Impõe-se dizer, por questão de justiça e atendendo ao momento, que, não obstantes as omissões, exemplares lições de solidariedade humana -com risco de morte e/ou prisão para os protagonistas- foram levadas à prática por um punhado de homens de fé, os quais, coerentes, não vacilaram em desmascarar os então novos fariseus, como os há ainda hoje.
Não foram apenas católicos que assim procederam. Presbiterianos, anglicanos, luteranos e israelitas também se posicionaram e passaram a lutar contra a barbárie que se instalara no Brasil, porque também tiveram os seus perseguidos e os seus mortos.
Os luteranos, diante do que corria nos porões da repressão, cobraram uma definição cristã de Ernesto Geisel. E "homens de notável saber jurídico e ilibada reputação", exigências para compor o Supremo Tribunal Federal, foram interpelados publicamente, na catedral de Brasília, como responsáveis pela violação aos mais elementares direitos da pessoa humana.
A recusa de d. Paulo Evaristo Arns em celebrar a santa missa e sentar-se ao lado de generais, brigadeiros e almirantes, por ocasião dos festejos do Sete de Setembro, enquanto houvesse tortura e presos políticos em São Paulo fez lembrar a grande figura de santo Ambrósio, patriarca de Milão, ao proibir o imperador Teodósio de entrar no templo por ter as mãos manchadas do sangue inocente que fizera derramar na Ásia.
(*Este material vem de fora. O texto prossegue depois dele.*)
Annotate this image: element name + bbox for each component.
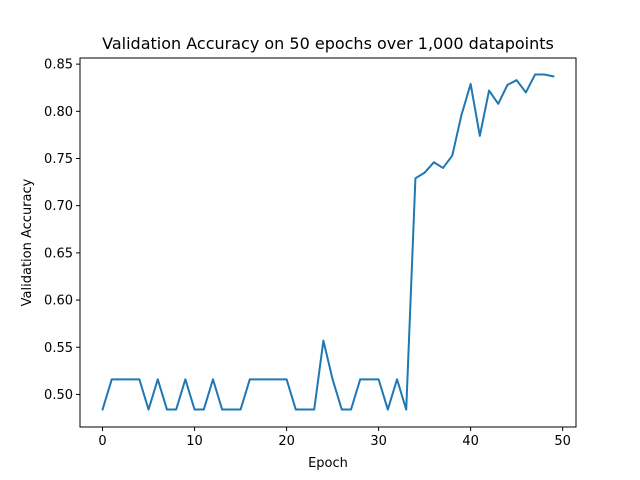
- data-point: [248, 378, 251, 381]
- x-tick-label: 40: [462, 434, 479, 449]
- x-tick-label: 10: [186, 434, 203, 449]
- data-point: [387, 408, 389, 411]
- data-point: [451, 154, 454, 157]
- x-axis-ticks: 0 10 20 30 40 50: [98, 427, 571, 449]
- data-point: [469, 83, 472, 85]
- y-tick-label: 0.80: [44, 105, 73, 120]
- data-point: [120, 378, 122, 381]
- data-point: [534, 73, 536, 76]
- data-point: [193, 408, 196, 411]
- data-point: [322, 339, 325, 342]
- x-tick-label: 30: [370, 434, 387, 449]
- y-tick-label: 0.50: [44, 388, 73, 403]
- data-point: [368, 378, 371, 381]
- data-point: [433, 161, 435, 164]
- data-point: [285, 378, 288, 381]
- data-point: [414, 177, 417, 180]
- data-point: [129, 378, 131, 381]
- data-point: [276, 378, 279, 381]
- y-tick-label: 0.55: [44, 341, 73, 356]
- data-point: [515, 79, 518, 81]
- data-point: [525, 91, 527, 94]
- data-point: [175, 408, 177, 411]
- data-point: [166, 408, 168, 411]
- data-point: [552, 75, 555, 78]
- data-point: [488, 89, 490, 92]
- data-point: [341, 408, 343, 411]
- data-point: [405, 408, 408, 411]
- data-point: [221, 408, 223, 411]
- y-tick-label: 0.85: [44, 58, 73, 73]
- data-point: [396, 378, 398, 381]
- data-point: [110, 378, 113, 381]
- data-point: [184, 378, 187, 381]
- data-point: [258, 378, 260, 381]
- y-tick-label: 0.60: [44, 294, 73, 309]
- data-point: [313, 408, 315, 411]
- data-point: [506, 84, 509, 86]
- chart-title: Validation Accuracy on 50 epochs over 1,…: [102, 34, 554, 53]
- data-point: [202, 408, 205, 411]
- data-point: [423, 171, 426, 174]
- data-point: [138, 378, 141, 381]
- y-tick-label: 0.65: [44, 246, 73, 261]
- x-tick-label: 20: [278, 434, 295, 449]
- x-tick-label: 0: [98, 434, 106, 449]
- data-point: [156, 378, 159, 381]
- data-point: [377, 378, 380, 381]
- plot-frame: [79, 57, 577, 428]
- data-point: [147, 408, 150, 411]
- data-point: [294, 408, 297, 411]
- data-point: [442, 167, 444, 169]
- y-tick-label: 0.75: [44, 152, 73, 167]
- data-point: [479, 135, 481, 137]
- data-point: [304, 408, 306, 411]
- series-line: [101, 73, 555, 411]
- data-point: [460, 114, 463, 116]
- x-axis-title: Epoch: [308, 456, 348, 471]
- y-axis-ticks: 0.50 0.55 0.60 0.65 0.70 0.75 0.80 0.85: [44, 58, 80, 403]
- data-point: [267, 378, 269, 381]
- data-point: [239, 408, 242, 411]
- data-point: [350, 408, 352, 411]
- y-tick-label: 0.70: [44, 199, 73, 214]
- data-point: [230, 408, 233, 411]
- data-point: [212, 378, 214, 381]
- plot-background: [80, 58, 576, 427]
- data-point: [101, 408, 104, 411]
- data-point: [543, 73, 546, 76]
- data-point: [359, 378, 362, 381]
- data-point: [497, 102, 500, 105]
- plot-series: [101, 73, 555, 411]
- x-tick-label: 50: [554, 434, 571, 449]
- data-point: [331, 378, 334, 381]
- y-axis-title: Validation Accuracy: [20, 178, 35, 306]
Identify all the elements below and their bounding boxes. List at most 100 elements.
O incansável trabalho de d. Helder Câmara, desenvolvido em auditórios repletos no estrangeiro -porque silenciado pelos militares no Brasil-, denunciando o que aqui acontecia, foi expressivo para o processo de abertura.
Em suma, o que ficou como modelo a dignificar a nossa gente e a concluir que sempre vale a pena lutar, quando a alma não é pequena, não foi o comportamento dos oportunistas de plantão, mas sim a postura dos inconformados.